23. La mort d'Armand

Par Eurys

La première journée du retour fut aussi, si ce n'est plus éprouvante que celles de l'aller. L'on tenta de délier les langues, et si Armand se prêta au jeu, conforté dans sa décision de se comporter comme à son habitude, Porthos ne desserra pas les lèvres, si ce n'était pour partager quelques mots avec Aramis ou parler de leur affaire.

Le soir venu, ils firent halte dans une auberge, le ventre braillard à défaut de leurs bouches. Les choppes arrivèrent, bientôt suivies de pains, de fromage et de pâté de lapin qu'ils s'offrirent avec la bourse allouée par leur supérieur. Armand n'était plus contre une bière ou une piquette quelconque et se fit plaisir en s'empiffrant sans manières, arrachant les bouchées de pain à coup de dents. L'alcool, bien que peu abondant, permit de dérider le groupe, assez pour qu'il ne resta plus autour de la table qu'un petit groupe d'amis se délectant d'un diner et d'un repos mérité.

Le ventre lourd de toute la nourriture ingurgitée aucun ne bougea de sa chaise, cloués sur le bois rugueux. C'est encore une fois Athos, qui avait soit dit en passant la bourse quant aux dépenses du voyage qui finit par se lever, d'une démarche légèrement chaloupée pour rejoindre le comptoir du patron. Il revint moins d'une minute plus tard.

—Au diable les dépenses ; il y a la place, ce soir pas de compagnon de chambrée.

Il balança trois clés de fer sur la table et s'en garda une autour de l'index. Armand regarda les pièces de ferraille, son estomac se tordant à leur vue.

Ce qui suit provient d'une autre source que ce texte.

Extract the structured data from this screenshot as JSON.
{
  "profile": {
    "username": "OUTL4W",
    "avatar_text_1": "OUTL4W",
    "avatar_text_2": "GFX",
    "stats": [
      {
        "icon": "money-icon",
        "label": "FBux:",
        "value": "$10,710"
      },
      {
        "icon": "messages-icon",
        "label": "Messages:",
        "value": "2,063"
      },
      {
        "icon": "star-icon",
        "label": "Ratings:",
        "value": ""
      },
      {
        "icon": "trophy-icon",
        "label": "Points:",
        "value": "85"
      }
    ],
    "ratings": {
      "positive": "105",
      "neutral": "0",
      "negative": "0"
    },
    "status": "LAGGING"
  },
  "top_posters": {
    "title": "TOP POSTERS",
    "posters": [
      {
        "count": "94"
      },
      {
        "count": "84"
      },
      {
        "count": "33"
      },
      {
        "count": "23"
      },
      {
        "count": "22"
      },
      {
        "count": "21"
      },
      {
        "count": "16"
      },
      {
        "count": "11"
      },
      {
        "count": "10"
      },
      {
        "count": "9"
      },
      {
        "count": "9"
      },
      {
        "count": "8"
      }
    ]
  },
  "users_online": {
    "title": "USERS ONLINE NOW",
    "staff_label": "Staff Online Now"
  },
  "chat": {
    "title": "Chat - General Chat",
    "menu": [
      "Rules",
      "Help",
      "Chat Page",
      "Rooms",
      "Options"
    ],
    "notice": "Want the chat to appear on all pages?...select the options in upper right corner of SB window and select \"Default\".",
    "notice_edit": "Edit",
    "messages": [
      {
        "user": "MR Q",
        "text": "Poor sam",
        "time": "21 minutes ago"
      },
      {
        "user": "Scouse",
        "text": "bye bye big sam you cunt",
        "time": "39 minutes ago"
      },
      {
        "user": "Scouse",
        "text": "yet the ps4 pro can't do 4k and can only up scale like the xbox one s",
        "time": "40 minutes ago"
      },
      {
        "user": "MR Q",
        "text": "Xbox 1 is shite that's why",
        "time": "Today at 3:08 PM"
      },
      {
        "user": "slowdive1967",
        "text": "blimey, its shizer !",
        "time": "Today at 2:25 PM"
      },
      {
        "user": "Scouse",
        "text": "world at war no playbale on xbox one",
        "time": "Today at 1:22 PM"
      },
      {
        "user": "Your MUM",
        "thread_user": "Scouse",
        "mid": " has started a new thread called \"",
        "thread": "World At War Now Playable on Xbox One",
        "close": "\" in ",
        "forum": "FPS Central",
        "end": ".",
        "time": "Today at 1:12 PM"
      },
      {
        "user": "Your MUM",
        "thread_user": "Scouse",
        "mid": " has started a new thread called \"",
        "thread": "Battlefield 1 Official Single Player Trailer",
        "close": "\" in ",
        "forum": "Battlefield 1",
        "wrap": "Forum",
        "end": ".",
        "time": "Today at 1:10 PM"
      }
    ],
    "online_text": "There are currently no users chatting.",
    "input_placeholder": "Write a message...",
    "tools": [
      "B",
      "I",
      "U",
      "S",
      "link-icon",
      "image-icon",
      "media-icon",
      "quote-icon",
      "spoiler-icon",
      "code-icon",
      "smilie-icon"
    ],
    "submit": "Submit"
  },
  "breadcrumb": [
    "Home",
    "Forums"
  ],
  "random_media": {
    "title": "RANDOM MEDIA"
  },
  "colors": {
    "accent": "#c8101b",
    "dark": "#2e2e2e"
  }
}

Ce n'était pas pour passer une nuit tranquille qu'il avait loué 4 chambres ; c'était pour lui.

Si Aramis avait partagé son lit les dernières fois, la question était plus délicate maintenant. Alors au lieu de faire peser le problème il l'avait réglé avec habileté. Chacun d'eux devait se douter de la raison de ce changement d'habitude, mais aucun mot ne fit objection. Les miettes picorées et les bouteilles vidées chacun prit la direction de l'étage, et en l'espace d'une dizaine de minutes les quatre mousquetaires avaient rejoint leurs lits.

X

Les portes de Paris les narguaient, à quelques minutes de chevauchée. Loin derrière étaient restées la grisaille et la pluie du nord, abandonnées seules avec les secrets qui y avaient été éventrés. L'espace n'avait rien dilué, et la vue des murs de la capitale ne provoquait aucune allégresse dans le cœur d'Armand. Ce retour était celui de sa défaite. Chaque lieu parcouru le rapprochait de sa sentence, de son renvoi et l'éloignait plus de ce qui avait été sa vie ces derniers mois.

La caserne se dessina pierre après pierre et la porte, bouche béante prête à l'absorber le fit frémir et fermer les yeux. Il serra les paupières, se cramponna aux brides. Il se força à quelques inspirations profondes, inutiles face à son cœur qui jouait sa cacophonie désordonnée, éperdu face à l'agonie qui pulsait dans ses veines.

Pourtant sa décision était toujours là, noyée et malmenée, mais vivante.

Ils franchirent les portes sans un mot, et alors qu'ils guidaient leurs pauvres montures pour leur offrir un repos mérité Athos se détourna, confiant sa jument à Aramis.

—Je vais rapporter les derniers évènements au capitaine ; nous nous y retrouverons après.

Son regard avait scruté Armand, lui faisant bien comprendre le sens de ces mots. Il allait dire au capitaine qu'ils avaient connaissance de la présente d'une travestie dans leur équipe, il allait faire s'écrouler toute l'identité qu'il s'était acharné à construire.

L'envie de crier, d'arrêter le mousquetaire le prit ; il se retint assez vite, comprenant que cela ne résulterait à rien. Il fallait que le capitaine sache, et il fallait que dans l'intimité de ce bureau il leur parle, à tous.

Alors il vit Athos partir, laissant le moment fatidique ramper vers lui, silencieux.

Il sortit en dernier de l'écurie. Devant la porte attendait une femme au ventre proéminant. Armand s'avança vers Constance. L'espoir qui teintait le visage de la femme enceinte s'évapora à mesure qu'elle lisait l'inverse sur celui de son interlocuteur. Un hochement négatif de la tête suffit à faire comprendre à Constance une partie de ce qui résultait du voyage.

Rien de bon.

Il se retint néanmoins de s'épancher. La cour n'était qu'allées et venues et se pencher dans les jupes de Constance à la vue de tous ne serait nullement convenable. S'il devait partir, il préférait rester digne. La jeune femme dut le comprendre : elle pencha la tête vers le fond du baraquement, incitant la travestie à la suivre. Armand se contenta de marcher dans ses pas sans savoir où elle le menait ; après tout lui-même ne savait pas à quoi il occuperait le peu de temps qui lui était consacré.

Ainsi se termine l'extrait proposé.